Adding a new interface should take on this format:
```python
from astartes import train_test_split
def train_test_split_INTERFACE(
INTERFACE_input,
INTERFACE_ARGS,
y: np.array = None,
labels: np.array = None,
test_size: float = 0.25,
train_size: float = 0.75,
splitter: str = 'random',
hopts: dict = {},
INTERFACE_hopts: dict = {},
):
# turn the INTERFACE_input into an input X
# based on INTERFACE ARGS where INTERFACE_hopts
# specifies additional behavior
X = []
# call train test split with this input
return train_test_split(
X,
y=y,
labels=labels,
test_size=test_size,
train_size=train_size,
splitter=splitter,
hopts=hopts,
)
```
If possible, we would like to also add an example Jupyter Notebook with any new interface to demonstrate to new users how it functions. See our other examples in the `examples` directory.

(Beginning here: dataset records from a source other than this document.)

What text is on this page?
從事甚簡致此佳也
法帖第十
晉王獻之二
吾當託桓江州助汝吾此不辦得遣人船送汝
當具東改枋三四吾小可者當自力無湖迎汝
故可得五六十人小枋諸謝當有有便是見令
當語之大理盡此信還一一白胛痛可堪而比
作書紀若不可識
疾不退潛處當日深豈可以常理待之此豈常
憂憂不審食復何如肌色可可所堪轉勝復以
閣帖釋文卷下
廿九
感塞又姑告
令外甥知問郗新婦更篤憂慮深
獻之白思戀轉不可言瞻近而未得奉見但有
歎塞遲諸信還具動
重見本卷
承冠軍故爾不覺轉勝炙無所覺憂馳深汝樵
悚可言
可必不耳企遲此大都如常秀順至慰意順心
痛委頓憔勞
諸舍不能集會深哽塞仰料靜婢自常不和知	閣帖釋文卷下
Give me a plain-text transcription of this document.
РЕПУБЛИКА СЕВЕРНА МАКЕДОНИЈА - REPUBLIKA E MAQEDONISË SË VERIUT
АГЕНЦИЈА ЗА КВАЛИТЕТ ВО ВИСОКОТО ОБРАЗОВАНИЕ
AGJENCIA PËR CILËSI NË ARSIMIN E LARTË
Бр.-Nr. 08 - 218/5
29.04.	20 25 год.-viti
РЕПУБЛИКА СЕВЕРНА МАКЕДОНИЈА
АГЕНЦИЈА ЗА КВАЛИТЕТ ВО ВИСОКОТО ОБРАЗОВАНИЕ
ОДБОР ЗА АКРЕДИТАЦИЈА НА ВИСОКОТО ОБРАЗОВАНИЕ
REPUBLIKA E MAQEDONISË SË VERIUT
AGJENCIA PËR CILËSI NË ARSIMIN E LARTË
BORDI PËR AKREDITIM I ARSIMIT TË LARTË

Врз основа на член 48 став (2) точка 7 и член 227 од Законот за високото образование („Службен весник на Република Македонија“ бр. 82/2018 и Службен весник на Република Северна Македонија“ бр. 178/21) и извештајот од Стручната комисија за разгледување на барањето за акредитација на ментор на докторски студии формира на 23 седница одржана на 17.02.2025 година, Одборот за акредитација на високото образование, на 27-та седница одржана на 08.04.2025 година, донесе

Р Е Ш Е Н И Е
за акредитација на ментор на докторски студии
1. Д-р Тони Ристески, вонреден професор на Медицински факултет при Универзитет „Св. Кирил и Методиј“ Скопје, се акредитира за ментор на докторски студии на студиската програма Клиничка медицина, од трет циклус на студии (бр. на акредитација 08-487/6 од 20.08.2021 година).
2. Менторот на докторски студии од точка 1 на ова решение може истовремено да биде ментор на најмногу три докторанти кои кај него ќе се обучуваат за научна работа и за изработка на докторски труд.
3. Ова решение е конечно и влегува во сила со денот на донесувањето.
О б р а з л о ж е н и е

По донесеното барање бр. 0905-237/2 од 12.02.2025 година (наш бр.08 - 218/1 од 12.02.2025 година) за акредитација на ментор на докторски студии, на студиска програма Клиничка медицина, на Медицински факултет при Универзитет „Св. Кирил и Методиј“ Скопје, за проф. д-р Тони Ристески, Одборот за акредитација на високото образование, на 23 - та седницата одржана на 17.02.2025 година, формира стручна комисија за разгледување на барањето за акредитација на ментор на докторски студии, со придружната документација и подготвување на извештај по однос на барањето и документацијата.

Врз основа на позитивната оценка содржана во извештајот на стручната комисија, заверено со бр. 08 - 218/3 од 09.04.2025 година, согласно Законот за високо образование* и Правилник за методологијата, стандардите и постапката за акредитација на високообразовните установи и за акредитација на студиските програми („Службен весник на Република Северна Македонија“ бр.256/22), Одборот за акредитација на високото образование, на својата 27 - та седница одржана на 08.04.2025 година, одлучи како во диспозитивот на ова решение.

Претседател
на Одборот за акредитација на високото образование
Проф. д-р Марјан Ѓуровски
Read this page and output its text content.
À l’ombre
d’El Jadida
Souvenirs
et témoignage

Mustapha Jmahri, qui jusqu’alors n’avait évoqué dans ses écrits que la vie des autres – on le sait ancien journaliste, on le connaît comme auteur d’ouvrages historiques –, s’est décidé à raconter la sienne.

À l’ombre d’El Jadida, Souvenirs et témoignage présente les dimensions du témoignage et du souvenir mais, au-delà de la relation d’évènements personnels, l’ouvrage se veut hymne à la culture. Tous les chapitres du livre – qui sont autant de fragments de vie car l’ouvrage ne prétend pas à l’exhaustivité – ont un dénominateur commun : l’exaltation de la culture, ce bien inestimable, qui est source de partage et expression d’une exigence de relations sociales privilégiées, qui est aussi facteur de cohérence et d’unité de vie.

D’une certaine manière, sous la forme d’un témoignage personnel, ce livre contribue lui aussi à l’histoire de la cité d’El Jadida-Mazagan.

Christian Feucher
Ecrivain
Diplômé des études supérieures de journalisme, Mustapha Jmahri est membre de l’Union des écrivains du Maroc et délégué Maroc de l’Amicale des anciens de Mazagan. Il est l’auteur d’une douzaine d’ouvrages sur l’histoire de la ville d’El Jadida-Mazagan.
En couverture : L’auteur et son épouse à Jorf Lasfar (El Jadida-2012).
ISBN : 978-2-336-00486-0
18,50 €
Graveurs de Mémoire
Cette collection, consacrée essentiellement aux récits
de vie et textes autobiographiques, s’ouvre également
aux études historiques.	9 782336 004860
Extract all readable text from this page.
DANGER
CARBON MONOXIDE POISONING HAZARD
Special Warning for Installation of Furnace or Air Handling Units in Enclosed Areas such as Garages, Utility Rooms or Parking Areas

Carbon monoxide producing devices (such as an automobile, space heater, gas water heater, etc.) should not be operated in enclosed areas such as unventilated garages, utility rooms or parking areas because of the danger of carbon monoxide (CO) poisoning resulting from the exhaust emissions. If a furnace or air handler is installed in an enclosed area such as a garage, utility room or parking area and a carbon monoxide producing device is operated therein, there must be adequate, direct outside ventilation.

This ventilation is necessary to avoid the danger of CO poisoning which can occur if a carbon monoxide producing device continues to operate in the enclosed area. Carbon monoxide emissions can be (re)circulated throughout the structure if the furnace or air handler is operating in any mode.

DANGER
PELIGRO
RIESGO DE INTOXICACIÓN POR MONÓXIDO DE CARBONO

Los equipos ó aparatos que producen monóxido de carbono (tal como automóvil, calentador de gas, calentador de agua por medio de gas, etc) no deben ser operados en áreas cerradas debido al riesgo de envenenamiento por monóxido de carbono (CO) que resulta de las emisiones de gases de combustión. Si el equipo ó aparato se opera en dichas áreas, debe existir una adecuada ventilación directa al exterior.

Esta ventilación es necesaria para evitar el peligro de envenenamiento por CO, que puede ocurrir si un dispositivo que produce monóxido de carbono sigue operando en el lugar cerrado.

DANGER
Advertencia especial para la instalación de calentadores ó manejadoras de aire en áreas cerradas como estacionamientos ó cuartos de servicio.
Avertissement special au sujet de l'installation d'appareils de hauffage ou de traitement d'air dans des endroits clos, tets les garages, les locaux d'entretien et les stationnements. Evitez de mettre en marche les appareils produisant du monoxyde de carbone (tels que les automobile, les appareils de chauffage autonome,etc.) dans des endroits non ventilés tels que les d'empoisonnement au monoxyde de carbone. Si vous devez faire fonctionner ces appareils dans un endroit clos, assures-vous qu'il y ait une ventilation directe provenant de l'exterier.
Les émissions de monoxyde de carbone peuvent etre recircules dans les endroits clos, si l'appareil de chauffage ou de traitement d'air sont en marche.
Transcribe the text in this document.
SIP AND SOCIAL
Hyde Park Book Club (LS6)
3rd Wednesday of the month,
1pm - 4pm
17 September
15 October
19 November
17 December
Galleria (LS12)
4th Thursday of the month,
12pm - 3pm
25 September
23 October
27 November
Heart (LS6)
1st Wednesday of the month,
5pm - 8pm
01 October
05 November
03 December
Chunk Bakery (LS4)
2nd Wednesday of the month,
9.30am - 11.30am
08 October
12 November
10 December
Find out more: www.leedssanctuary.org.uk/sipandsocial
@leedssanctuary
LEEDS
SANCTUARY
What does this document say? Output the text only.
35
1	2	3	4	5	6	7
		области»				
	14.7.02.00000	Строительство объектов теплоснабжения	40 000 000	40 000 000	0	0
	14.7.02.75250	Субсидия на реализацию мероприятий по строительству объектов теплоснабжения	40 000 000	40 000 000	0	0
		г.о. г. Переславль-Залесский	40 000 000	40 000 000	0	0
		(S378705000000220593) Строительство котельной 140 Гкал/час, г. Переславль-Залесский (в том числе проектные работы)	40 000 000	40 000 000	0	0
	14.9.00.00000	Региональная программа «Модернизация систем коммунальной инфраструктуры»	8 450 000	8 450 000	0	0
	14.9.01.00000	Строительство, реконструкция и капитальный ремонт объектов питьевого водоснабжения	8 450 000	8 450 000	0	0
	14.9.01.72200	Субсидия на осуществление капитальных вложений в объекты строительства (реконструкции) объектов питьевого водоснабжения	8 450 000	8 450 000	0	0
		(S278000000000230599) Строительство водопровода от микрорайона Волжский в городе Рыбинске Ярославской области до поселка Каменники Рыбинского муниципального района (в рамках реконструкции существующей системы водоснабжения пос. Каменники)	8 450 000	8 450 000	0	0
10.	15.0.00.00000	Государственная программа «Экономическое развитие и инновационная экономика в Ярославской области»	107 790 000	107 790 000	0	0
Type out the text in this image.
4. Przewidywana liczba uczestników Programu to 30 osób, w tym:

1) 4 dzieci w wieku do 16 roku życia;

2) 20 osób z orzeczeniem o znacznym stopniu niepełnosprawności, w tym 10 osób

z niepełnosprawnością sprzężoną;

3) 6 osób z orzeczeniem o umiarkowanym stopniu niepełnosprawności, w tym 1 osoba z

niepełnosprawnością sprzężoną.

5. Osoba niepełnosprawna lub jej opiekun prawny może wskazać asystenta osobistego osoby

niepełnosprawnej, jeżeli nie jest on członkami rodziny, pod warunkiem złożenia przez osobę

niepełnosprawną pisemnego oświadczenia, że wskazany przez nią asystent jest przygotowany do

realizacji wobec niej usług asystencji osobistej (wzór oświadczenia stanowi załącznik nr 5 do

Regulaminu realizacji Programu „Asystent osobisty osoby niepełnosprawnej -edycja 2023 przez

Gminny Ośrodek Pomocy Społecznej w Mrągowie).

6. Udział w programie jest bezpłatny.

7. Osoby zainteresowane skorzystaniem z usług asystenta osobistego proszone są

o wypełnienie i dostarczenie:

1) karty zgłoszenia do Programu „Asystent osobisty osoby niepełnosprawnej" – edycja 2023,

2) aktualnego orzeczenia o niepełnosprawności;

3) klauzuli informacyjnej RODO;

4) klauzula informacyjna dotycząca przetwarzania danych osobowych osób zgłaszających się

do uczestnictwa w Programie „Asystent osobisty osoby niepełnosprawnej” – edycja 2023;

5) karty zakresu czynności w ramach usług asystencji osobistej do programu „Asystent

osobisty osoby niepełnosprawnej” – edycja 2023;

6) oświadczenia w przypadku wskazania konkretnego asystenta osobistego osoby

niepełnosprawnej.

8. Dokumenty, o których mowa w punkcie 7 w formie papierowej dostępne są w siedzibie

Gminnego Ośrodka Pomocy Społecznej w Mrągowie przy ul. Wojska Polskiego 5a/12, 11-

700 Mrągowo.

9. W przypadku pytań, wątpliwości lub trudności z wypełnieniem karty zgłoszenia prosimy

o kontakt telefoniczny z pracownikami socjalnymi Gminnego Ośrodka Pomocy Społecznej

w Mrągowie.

Contact [@JacksonBurns](https://github.com/JacksonBurns) if you need assistance adding an existing workflow to `astartes`. If this featurization scheme requires additional dependencies to function, we may add it as an additional _extra_ package in the same way that `molecules` in installed.
## JOSS Branch
`astartes` corresponding JOSS paper is stored in this repository on a separate branch. You can find `paper.md` on the aptly named `joss-paper` branch.
_Note for Maintainers_: To push changes from the `main` branch into the `joss-paper` branch, run the `Update JOSS Branch` workflow.